Rep. Jennings took up the challenge of producing marketable, quality breadfruit flour in 2015. Bank of Hawaii recognized the potential of his work and initiated support with its local community development program that supplemented his personal efforts in his progress towards the drying challenge and solution. The UH Breadfruit Initiative engaged both the food engineering and the milling and flour making expertise of Kansas State University (KSU) with product development from both KSU and the UH College of Tropical Agriculture & Human Resources. Such institutional based research and development expertise provided technical assistance and support for Jennings, whose creative genius and persistence has successfully produced a dehydration technology that consistently produces quality breadfruit flour.
“What Representative Jennings has done is demonstrate how investing in local capacity has enabled a US Territory to utilize a local agricultural resource, weave local traditional wisdom, knowledge and expertise with modern science and technology, and produce products through processes from ground to table that create local employment opportunities for a sustainable community-based economy where everyone benefits,” commented Dr. Tusi Avegalio. “Even more compelling is engaging in collaborative efforts with Chef Todd in the Caribbean who, likewise, is of the same mind set. It’s those types of synergies and boldness to move forward in spite of naysayers, that change the world.”

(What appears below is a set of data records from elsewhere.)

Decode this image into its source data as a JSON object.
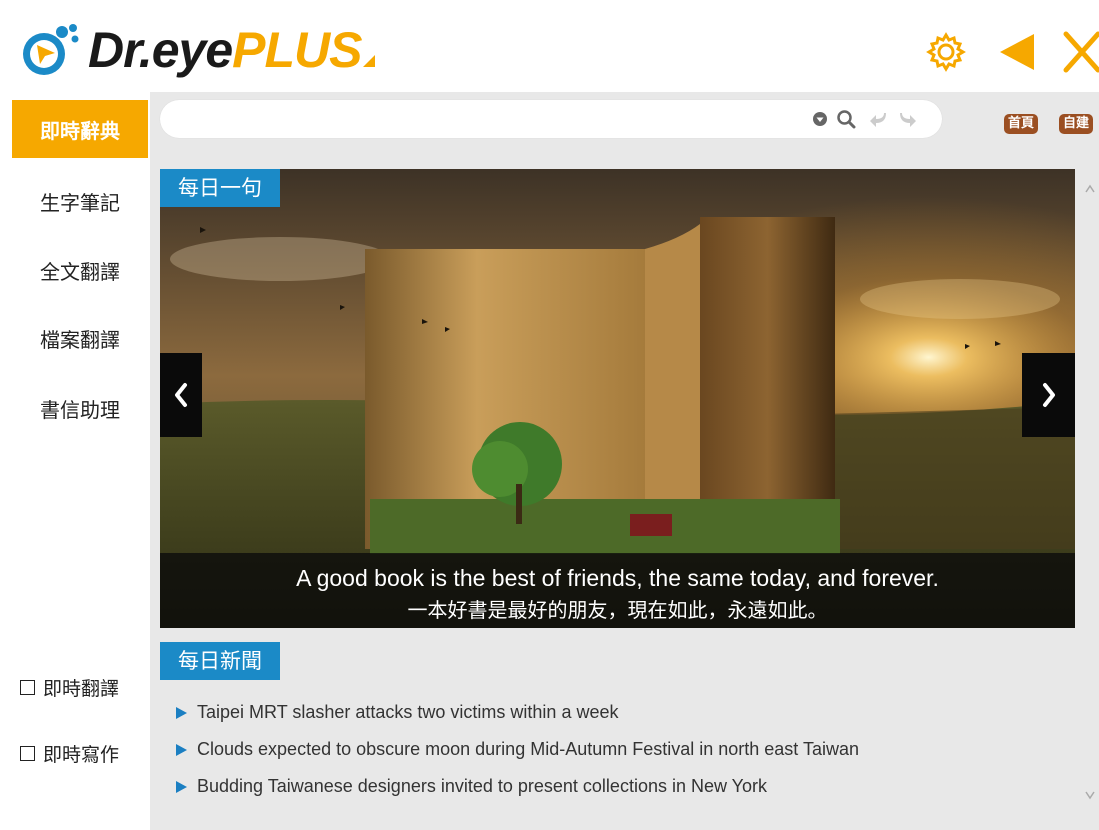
{
  "app": {
    "logo_dr": "Dr.eye",
    "logo_plus": "PLUS",
    "brand_color": "#f6a800",
    "accent_blue": "#1b8ac7"
  },
  "header": {
    "icons": [
      "gear-icon",
      "back-arrow-icon",
      "close-icon"
    ]
  },
  "sidebar": {
    "items": [
      {
        "label": "即時辭典",
        "active": true
      },
      {
        "label": "生字筆記",
        "active": false
      },
      {
        "label": "全文翻譯",
        "active": false
      },
      {
        "label": "檔案翻譯",
        "active": false
      },
      {
        "label": "書信助理",
        "active": false
      }
    ],
    "toggles": [
      {
        "label": "即時翻譯",
        "checked": false
      },
      {
        "label": "即時寫作",
        "checked": false
      }
    ]
  },
  "search": {
    "value": "",
    "placeholder": "",
    "icons": [
      "dropdown-icon",
      "search-icon",
      "undo-icon",
      "redo-icon"
    ]
  },
  "badges": {
    "home": "首頁",
    "custom": "自建"
  },
  "daily_sentence": {
    "title": "每日一句",
    "english": "A good book is the best of friends, the same today, and forever.",
    "chinese": "一本好書是最好的朋友，現在如此，永遠如此。"
  },
  "daily_news": {
    "title": "每日新聞",
    "items": [
      "Taipei MRT slasher attacks two victims within a week",
      "Clouds expected to obscure moon during Mid-Autumn Festival in north east Taiwan",
      "Budding Taiwanese designers invited to present collections in New York"
    ]
  }
}
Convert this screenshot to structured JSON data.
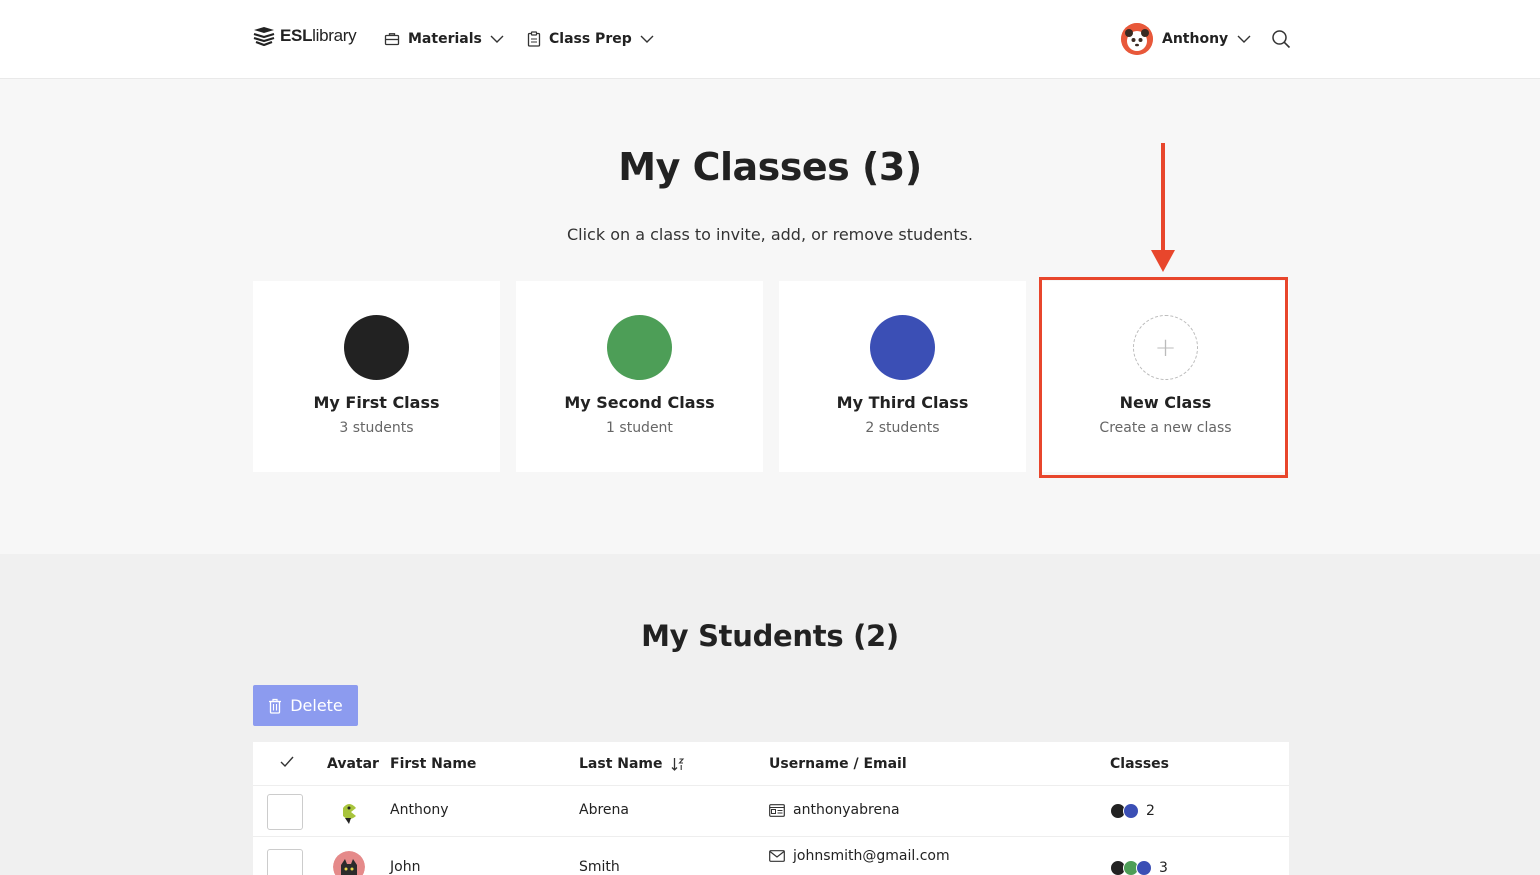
{
  "header": {
    "logo_bold": "ESL",
    "logo_rest": "library",
    "nav": [
      {
        "label": "Materials",
        "icon": "briefcase-icon"
      },
      {
        "label": "Class Prep",
        "icon": "clipboard-icon"
      }
    ],
    "user_name": "Anthony"
  },
  "classes": {
    "title": "My Classes (3)",
    "subtitle": "Click on a class to invite, add, or remove students.",
    "cards": [
      {
        "name": "My First Class",
        "count": "3 students",
        "color": "#222222"
      },
      {
        "name": "My Second Class",
        "count": "1 student",
        "color": "#4d9e57"
      },
      {
        "name": "My Third Class",
        "count": "2 students",
        "color": "#3b4fb5"
      }
    ],
    "new_card": {
      "name": "New Class",
      "count": "Create a new class",
      "plus": "+"
    },
    "highlight_color": "#e8462c"
  },
  "students": {
    "title": "My Students (2)",
    "delete_label": "Delete",
    "columns": {
      "avatar": "Avatar",
      "first": "First Name",
      "last": "Last Name",
      "username": "Username / Email",
      "classes": "Classes"
    },
    "rows": [
      {
        "first": "Anthony",
        "last": "Abrena",
        "login": "anthonyabrena",
        "login_icon": "id-card-icon",
        "class_colors": [
          "#222222",
          "#3b4fb5"
        ],
        "class_count": "2"
      },
      {
        "first": "John",
        "last": "Smith",
        "login": "johnsmith@gmail.com",
        "login_icon": "mail-icon",
        "class_colors": [
          "#222222",
          "#4d9e57",
          "#3b4fb5"
        ],
        "class_count": "3"
      }
    ]
  }
}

Key Technical Members of the Breadfruit Initiative
Dr. Diane Ragone—Distinguished Professor and Titular Head of the Pacific Regional Breadfruit Initiative and the Director of the Breadfruit Institute (BI) of the National Tropical Botanical Garden in Kauai. Her vision to promote and share the gifts of the breadfruit to feed the hungry and raise the common good for humanity is the driving force behind global initiatives that are inspired by that purpose.
Dr. Fadi Aramouni—Professor of Food Science, Animal Science and Industry, Kansas State University. He specializes in Food science, technology engineering and product development. His expertise is R&D of food products, food processing, principles of and advance application of HACCP.
Craig Elevitch—Agroforestry scientist and Director, Permanent Agriculture Resources and Agroforestry Net, Inc., Hawai’i. Agroforestry, project planning and implementation. Global expert highly published and international authority on Pacific Island agroforestry, particularly systems including the breadfruit tree. Director Elevitch and Kalani Souza are the breadfruit agroforestry and training experts for the Pacific Regional Breadfruit Initiative.
Dr. Sela Panapasa—Research Scientist at the University of Michigan’s Institute for Social Research. Her work includes research on family support and intergenerational exchanges, population dynamics, racial/ethnic disparities and population-based survey research on Pacific Peoples and Health. Dr. Panapasa is from the island of Rotuma, Fiji,
Dr. Susan Murch—Professor of Chemistry and Earth & Environmental Sciences at the Irving K. Barber School of Arts and Sciences, University of British Columbia Okanagan, Canada. Dr. Susan Murch at the University of British Columbia Okanagan has developed a novel, commercially viable method of mass propagation for breadfruit.
Dr. Jeff Gwirtz—International milling and flour expert and consultant for cost effective milling and grain processing with extensive knowledge of the industry and technical aspects of flour making. His company, JAG Services, Inc., currently has developed breadfruit milling and flour-making expertise with breadfruit from active fieldwork in Hawaii and the Samoa’s. Dr. Gwirtz is also an adjunct professor for Kansas State University Department of Grain Science and Industry.